JUGEMENT: prononcé le 09 AVRIL 2026, par sa mise à disposition au greffe, et signé par Alexia GARNAUD, Vice-Présidente et Karine DURETZ, Greffier, en application de l’article 450 du code de procédure civile.
EXPOSÉ DU LITIGE
Le 29 avril 2024, Monsieur [A] [I], salarié de la société SAS [1] (ci-après la société [1]) en qualité de cariste et manutentionnaire agricole, a effectué une déclaration de maladie professionnelle accompagnée d’un certificat médical initial établi le 15 avril 2024, et mentionnant qu’il souffrait de la pathologie suivante : « D# rupture partielle et transfixiante du supra epineux et sub scapulaire droit chirurgie prevue chez un manutentionnaire agricole ».
À réception de ces pièces, la caisse primaire d’assurance maladie de l’Artois (ci-après la CPAM) a diligenté une enquête médico-administrative, et a sollicité l’avis de son médecin conseil.
Le 11 septembre 2024, la CPAM a notifié à la société [1] sa décision de prendre en charge la pathologie déclarée par Monsieur [I] au titre de la législation professionnelle.
La société [1] a saisi la commission de recours amiable de la CPAM, laquelle a rejeté sa contestation lors de sa séance du 06 décembre 2024.

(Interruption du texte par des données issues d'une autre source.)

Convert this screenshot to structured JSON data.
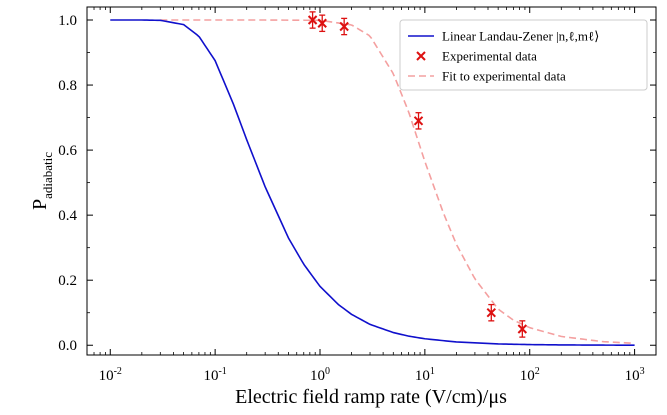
{
  "chart_data": {
    "type": "line",
    "xlabel": "Electric field ramp rate (V/cm)/μs",
    "ylabel_main": "P",
    "ylabel_sub": "adiabatic",
    "xscale": "log",
    "xlim": [
      0.006,
      1600
    ],
    "ylim": [
      -0.03,
      1.04
    ],
    "xticks": [
      {
        "value": 0.01,
        "base": "10",
        "exp": "-2"
      },
      {
        "value": 0.1,
        "base": "10",
        "exp": "-1"
      },
      {
        "value": 1,
        "base": "10",
        "exp": "0"
      },
      {
        "value": 10,
        "base": "10",
        "exp": "1"
      },
      {
        "value": 100,
        "base": "10",
        "exp": "2"
      },
      {
        "value": 1000,
        "base": "10",
        "exp": "3"
      }
    ],
    "yticks": [
      {
        "value": 0.0,
        "label": "0.0"
      },
      {
        "value": 0.2,
        "label": "0.2"
      },
      {
        "value": 0.4,
        "label": "0.4"
      },
      {
        "value": 0.6,
        "label": "0.6"
      },
      {
        "value": 0.8,
        "label": "0.8"
      },
      {
        "value": 1.0,
        "label": "1.0"
      }
    ],
    "grid": false,
    "legend_position": "top-right",
    "series": [
      {
        "name": "Linear Landau-Zener |n,ℓ,mℓ⟩",
        "style": "solid",
        "color": "#1010cc",
        "x": [
          0.01,
          0.02,
          0.03,
          0.05,
          0.07,
          0.1,
          0.15,
          0.2,
          0.3,
          0.5,
          0.7,
          1,
          1.5,
          2,
          3,
          5,
          7,
          10,
          20,
          50,
          100,
          200,
          500,
          1000
        ],
        "y": [
          1.0,
          1.0,
          0.999,
          0.986,
          0.95,
          0.875,
          0.74,
          0.632,
          0.487,
          0.33,
          0.249,
          0.181,
          0.125,
          0.095,
          0.064,
          0.039,
          0.028,
          0.02,
          0.01,
          0.004,
          0.002,
          0.001,
          0.0004,
          0.0002
        ]
      },
      {
        "name": "Experimental data",
        "style": "markers",
        "color": "#dd1111",
        "x": [
          0.85,
          1.05,
          1.7,
          8.7,
          43,
          85
        ],
        "y": [
          1.0,
          0.99,
          0.98,
          0.69,
          0.1,
          0.05
        ],
        "yerr": [
          0.025,
          0.025,
          0.025,
          0.025,
          0.025,
          0.025
        ]
      },
      {
        "name": "Fit to experimental data",
        "style": "dashed",
        "color": "#f4a0a0",
        "x": [
          0.03,
          0.3,
          1,
          2,
          3,
          5,
          7,
          10,
          15,
          20,
          30,
          50,
          70,
          100,
          200,
          500,
          1000
        ],
        "y": [
          1.0,
          1.0,
          0.999,
          0.985,
          0.951,
          0.835,
          0.718,
          0.565,
          0.407,
          0.31,
          0.204,
          0.111,
          0.077,
          0.054,
          0.027,
          0.011,
          0.006
        ]
      }
    ]
  }
}
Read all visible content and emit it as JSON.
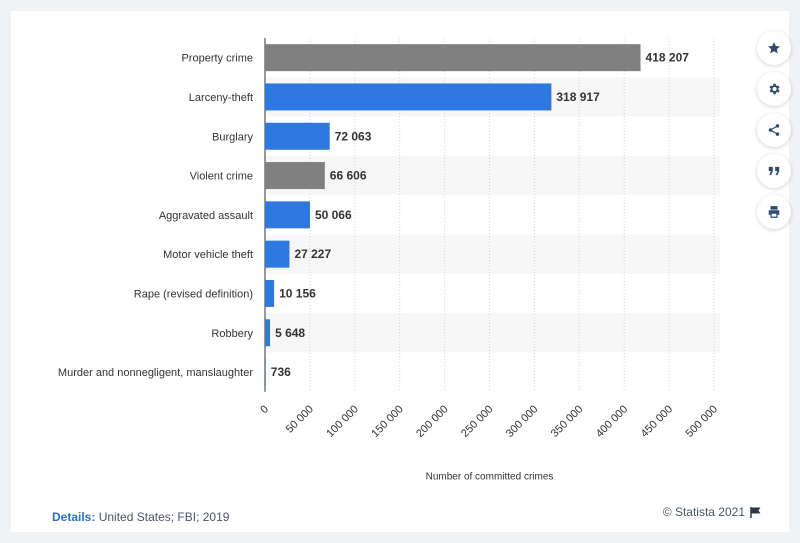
{
  "chart_data": {
    "type": "bar",
    "orientation": "horizontal",
    "categories": [
      "Property crime",
      "Larceny-theft",
      "Burglary",
      "Violent crime",
      "Aggravated assault",
      "Motor vehicle theft",
      "Rape (revised definition)",
      "Robbery",
      "Murder and nonnegligent, manslaughter"
    ],
    "values": [
      418207,
      318917,
      72063,
      66606,
      50066,
      27227,
      10156,
      5648,
      736
    ],
    "value_labels": [
      "418 207",
      "318 917",
      "72 063",
      "66 606",
      "50 066",
      "27 227",
      "10 156",
      "5 648",
      "736"
    ],
    "bar_colors": [
      "#808080",
      "#2e78e0",
      "#2e78e0",
      "#808080",
      "#2e78e0",
      "#2e78e0",
      "#2e78e0",
      "#2e78e0",
      "#2e78e0"
    ],
    "xlabel": "Number of committed crimes",
    "ylabel": "",
    "xlim": [
      0,
      500000
    ],
    "xticks": [
      0,
      50000,
      100000,
      150000,
      200000,
      250000,
      300000,
      350000,
      400000,
      450000,
      500000
    ],
    "xtick_labels": [
      "0",
      "50 000",
      "100 000",
      "150 000",
      "200 000",
      "250 000",
      "300 000",
      "350 000",
      "400 000",
      "450 000",
      "500 000"
    ],
    "grid": true,
    "alternating_row_bands": true
  },
  "sidebar": {
    "buttons": [
      {
        "name": "favorite-button",
        "icon": "star-icon"
      },
      {
        "name": "settings-button",
        "icon": "gear-icon"
      },
      {
        "name": "share-button",
        "icon": "share-icon"
      },
      {
        "name": "cite-button",
        "icon": "quote-icon"
      },
      {
        "name": "print-button",
        "icon": "print-icon"
      }
    ]
  },
  "footer": {
    "details_label": "Details:",
    "details_text": "United States; FBI; 2019",
    "credit": "© Statista 2021"
  },
  "colors": {
    "accent": "#2e78e0",
    "aggregate_bar": "#808080",
    "icon": "#2f4a6d",
    "band": "#f7f7f7"
  }
}
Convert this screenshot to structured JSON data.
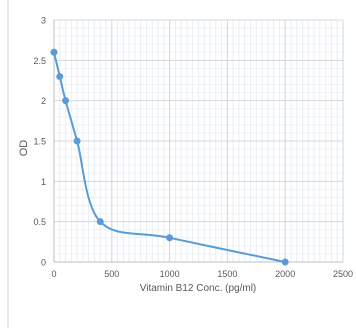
{
  "chart_data": {
    "type": "line",
    "xlabel": "Vitamin B12 Conc. (pg/ml)",
    "ylabel": "OD",
    "xlim": [
      0,
      2500
    ],
    "ylim": [
      0,
      3
    ],
    "x_ticks": [
      0,
      500,
      1000,
      1500,
      2000,
      2500
    ],
    "y_ticks": [
      0,
      0.5,
      1,
      1.5,
      2,
      2.5,
      3
    ],
    "x_tick_labels": [
      "0",
      "500",
      "1000",
      "1500",
      "2000",
      "2500"
    ],
    "y_tick_labels": [
      "0",
      "0.5",
      "1",
      "1.5",
      "2",
      "2.5",
      "3"
    ],
    "grid": true,
    "smooth": true,
    "series": [
      {
        "x": [
          0,
          50,
          100,
          200,
          400,
          1000,
          2000
        ],
        "y": [
          2.6,
          2.3,
          2.0,
          1.5,
          0.5,
          0.3,
          0.0
        ],
        "color": "#5b9bd5"
      }
    ]
  }
}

Par requête réceptionnée le 28 février 2025 au greffe de la juridiction, la société [1] a saisi le pôle social du tribunal judiciaire d’Arras afin de contester la décision susmentionnée.
L’affaire a été appelée à l’audience du 09 février 2026.
Aux termes de sa requête introductive d’instance valant conclusions et tenue pour soutenue oralement, la société [1] demande au tribunal de bien vouloir :
À titre principal :
dire et juger que la CPAM a violé le principe du contradictoire en supprimant la phase de consultation passive du dossier ;déclarer inopposable à la société [1] la décision de prise en charge de la maladie professionnelle déclarée par Monsieur [I] et prise en charge par la CPAM au titre de la législation sur les risques professionnels ;
À titre subsidiaire :
dire et juger prescrite la déclaration de maladie professionnelle de Monsieur [I] ;déclarer inopposable à la société [1] la décision de prise en charge de la maladie professionnelle déclarée par Monsieur [I] et prise en charge par la CPAM au titre de la législation sur les risques professionnels ;
À titre infiniment subsidiaire :
dire et juger que la condition du tableau 57 tenant à la désignation de la maladie n’est pas remplie ;déclarer inopposable à la société [1] la décision de prise en charge de la maladie professionnelle déclarée par Monsieur [I] et prise en charge par la CPAM au titre de la législation sur les risques professionnels ;
En tout état de cause :
condamner la CPAM aux entiers dépens.
La société [1] fait valoir qu’elle n’a disposé d’aucune phase de consultation passive du dossier et que le principe du contradictoire a donc été violé dans la mesure où le 11 septembre 2024, date à laquelle ladite phase de consultation devait débuter, la CPAM a rendu sa décision de prise en charge de la pathologie déclarée par Monsieur [I].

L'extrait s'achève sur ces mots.